As expected, plasma concentrations of both D-lactate and soluble-CD163, two surrogate markers of gut permeability and bacterial translocation, (i) were significantly higher in ALD patients (SAH > ARC) compared to HC (Figure 3B) reconfirming our previous findings (Markwick et al., 2015; Riva et al., 2018, 2020), and (ii) were strongly correlated with clinical indices of disease severity (Child-Pugh score, MELD score, bilirubin) (Figure 3C and Supplementary Table 6). D-lactate was also positively correlated with total leukocyte, neutrophil and monocyte counts, and with all the cytokine measurements (Figure 3C and Supplementary Table 6). D-lactate and soluble-CD163 were also positively correlated to soluble-TIM3 and soluble-CD80 (Figure 3C and Supplementary Table 6) reinforcing the association between bacterial translocation, hyper-inflammation, soluble-CRs and disease severity in ALD patients.
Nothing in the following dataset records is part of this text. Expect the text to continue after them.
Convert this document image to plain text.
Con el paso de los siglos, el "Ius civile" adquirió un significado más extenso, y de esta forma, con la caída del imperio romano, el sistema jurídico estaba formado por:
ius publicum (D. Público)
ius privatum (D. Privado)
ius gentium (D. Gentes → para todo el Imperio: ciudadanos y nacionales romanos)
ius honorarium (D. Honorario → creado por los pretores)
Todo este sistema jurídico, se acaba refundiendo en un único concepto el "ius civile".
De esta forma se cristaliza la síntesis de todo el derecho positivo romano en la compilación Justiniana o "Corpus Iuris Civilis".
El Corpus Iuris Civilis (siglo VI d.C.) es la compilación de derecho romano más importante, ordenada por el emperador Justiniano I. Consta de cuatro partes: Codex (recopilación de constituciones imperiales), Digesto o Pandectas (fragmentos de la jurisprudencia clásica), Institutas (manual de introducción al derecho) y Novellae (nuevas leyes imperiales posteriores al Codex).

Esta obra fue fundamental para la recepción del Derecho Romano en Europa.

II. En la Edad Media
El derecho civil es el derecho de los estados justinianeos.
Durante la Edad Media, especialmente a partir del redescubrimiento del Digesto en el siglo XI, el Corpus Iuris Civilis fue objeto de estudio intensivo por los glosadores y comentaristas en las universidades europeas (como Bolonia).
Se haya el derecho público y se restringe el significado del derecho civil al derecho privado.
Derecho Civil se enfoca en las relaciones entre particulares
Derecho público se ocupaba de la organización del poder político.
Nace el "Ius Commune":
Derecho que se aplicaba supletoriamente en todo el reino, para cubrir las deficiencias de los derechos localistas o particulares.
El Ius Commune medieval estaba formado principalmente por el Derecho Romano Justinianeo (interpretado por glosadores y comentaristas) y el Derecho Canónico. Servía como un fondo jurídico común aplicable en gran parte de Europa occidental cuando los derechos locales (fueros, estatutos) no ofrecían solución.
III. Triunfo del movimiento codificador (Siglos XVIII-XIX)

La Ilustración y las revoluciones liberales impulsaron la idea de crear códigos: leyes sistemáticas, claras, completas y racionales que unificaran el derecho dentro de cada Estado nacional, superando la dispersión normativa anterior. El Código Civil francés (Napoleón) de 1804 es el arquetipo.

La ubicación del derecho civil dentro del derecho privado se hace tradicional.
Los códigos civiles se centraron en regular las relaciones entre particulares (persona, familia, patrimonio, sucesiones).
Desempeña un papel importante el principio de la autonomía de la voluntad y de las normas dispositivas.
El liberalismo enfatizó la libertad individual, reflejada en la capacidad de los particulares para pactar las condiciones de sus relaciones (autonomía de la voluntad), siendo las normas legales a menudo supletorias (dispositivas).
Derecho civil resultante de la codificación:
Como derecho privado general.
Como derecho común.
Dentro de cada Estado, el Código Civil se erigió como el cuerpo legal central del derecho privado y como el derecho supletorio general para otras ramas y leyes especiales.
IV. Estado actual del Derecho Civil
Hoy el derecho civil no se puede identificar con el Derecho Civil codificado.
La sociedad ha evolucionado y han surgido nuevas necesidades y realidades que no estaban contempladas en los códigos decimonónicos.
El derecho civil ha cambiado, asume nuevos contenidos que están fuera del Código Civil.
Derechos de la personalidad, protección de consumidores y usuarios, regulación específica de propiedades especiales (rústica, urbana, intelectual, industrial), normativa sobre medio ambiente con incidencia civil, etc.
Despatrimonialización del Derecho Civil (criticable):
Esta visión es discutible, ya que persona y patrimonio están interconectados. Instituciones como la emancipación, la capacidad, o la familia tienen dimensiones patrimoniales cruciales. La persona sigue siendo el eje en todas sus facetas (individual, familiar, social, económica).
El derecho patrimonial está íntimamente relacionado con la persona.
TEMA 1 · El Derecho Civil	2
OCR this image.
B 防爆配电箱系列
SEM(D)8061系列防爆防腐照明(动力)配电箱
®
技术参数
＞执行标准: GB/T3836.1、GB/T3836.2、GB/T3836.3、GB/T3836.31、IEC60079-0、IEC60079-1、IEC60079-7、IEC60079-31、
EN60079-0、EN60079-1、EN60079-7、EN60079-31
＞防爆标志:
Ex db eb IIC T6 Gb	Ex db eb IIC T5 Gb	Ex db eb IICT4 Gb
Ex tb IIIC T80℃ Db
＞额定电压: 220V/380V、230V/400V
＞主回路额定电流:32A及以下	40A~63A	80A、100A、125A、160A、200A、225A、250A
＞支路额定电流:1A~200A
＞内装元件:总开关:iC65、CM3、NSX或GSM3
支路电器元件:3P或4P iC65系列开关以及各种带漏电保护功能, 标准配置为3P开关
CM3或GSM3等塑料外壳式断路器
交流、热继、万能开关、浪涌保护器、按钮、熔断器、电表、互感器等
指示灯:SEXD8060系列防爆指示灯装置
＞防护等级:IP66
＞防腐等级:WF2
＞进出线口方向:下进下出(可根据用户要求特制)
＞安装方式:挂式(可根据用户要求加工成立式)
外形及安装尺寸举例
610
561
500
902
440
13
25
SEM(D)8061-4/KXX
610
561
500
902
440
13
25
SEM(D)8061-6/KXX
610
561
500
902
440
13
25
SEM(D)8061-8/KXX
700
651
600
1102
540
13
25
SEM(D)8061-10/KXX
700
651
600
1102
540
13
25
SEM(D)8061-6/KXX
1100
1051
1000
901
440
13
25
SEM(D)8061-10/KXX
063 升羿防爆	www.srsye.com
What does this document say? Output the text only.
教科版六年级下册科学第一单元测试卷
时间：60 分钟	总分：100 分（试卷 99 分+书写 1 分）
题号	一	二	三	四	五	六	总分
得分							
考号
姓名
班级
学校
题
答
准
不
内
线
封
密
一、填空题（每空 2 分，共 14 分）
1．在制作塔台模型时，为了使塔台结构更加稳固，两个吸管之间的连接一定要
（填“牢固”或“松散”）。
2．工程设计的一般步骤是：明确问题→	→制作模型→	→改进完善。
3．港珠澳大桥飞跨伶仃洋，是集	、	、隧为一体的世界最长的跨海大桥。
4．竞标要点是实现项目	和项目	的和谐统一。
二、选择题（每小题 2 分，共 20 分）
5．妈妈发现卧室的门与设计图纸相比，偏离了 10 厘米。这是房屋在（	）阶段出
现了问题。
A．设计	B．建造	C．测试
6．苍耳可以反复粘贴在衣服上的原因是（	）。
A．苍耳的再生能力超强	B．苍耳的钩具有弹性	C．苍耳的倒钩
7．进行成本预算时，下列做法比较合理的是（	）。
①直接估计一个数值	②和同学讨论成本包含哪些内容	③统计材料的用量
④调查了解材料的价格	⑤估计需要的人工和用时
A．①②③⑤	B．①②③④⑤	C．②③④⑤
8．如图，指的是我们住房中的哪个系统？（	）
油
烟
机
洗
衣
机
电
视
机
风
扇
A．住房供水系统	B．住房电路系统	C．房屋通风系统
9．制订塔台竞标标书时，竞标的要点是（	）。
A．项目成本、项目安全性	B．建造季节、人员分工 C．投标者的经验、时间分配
Investigating the Source of Soluble-TIM3 in ALD Patients and the Relationship Between Soluble-TIM3 and Membrane-TIM3 in Response to Bacterial Challenge

To investigate the source of soluble-TIM3, soluble-CR concentrations were measured in plasma samples obtained from pre-hepatic (portal vein), post-hepatic (hepatic vein), and systemic (cubital vein and right cardiac atrium) blood beds in ARC patients during TIPS procedure. As shown in Figure 4A, intestinal/splanchnic or hepatic alterations during established ALD did not affect systemic levels of soluble-TIM3, and similar results were also obtained for all the soluble-CRs measured (Supplementary Figure 2).

FIGURE 4.

FIGURE 4

Anatomical distribution and peripheral origin of soluble-TIM3. (A) No differences in soluble-TIM3 measured in plasma obtained from four anatomical compartments in 20 ARC patients undergoing TIPS; measurements are matched by subject (Friedman’s paired test). (B) Lack of soluble-TIM3 production in PCLS treated with ethanol 250 mM for 24 h (Mann–Whitney test. Each dot represents one slice; each color represents one subject). Boxplots (median, IQR, ±full range). (C) Unchanged soluble-TIM3 levels in E. coli-pulsed whole blood (Mixed Model analysis, with significant fixed effect by subject group but not by stimulation).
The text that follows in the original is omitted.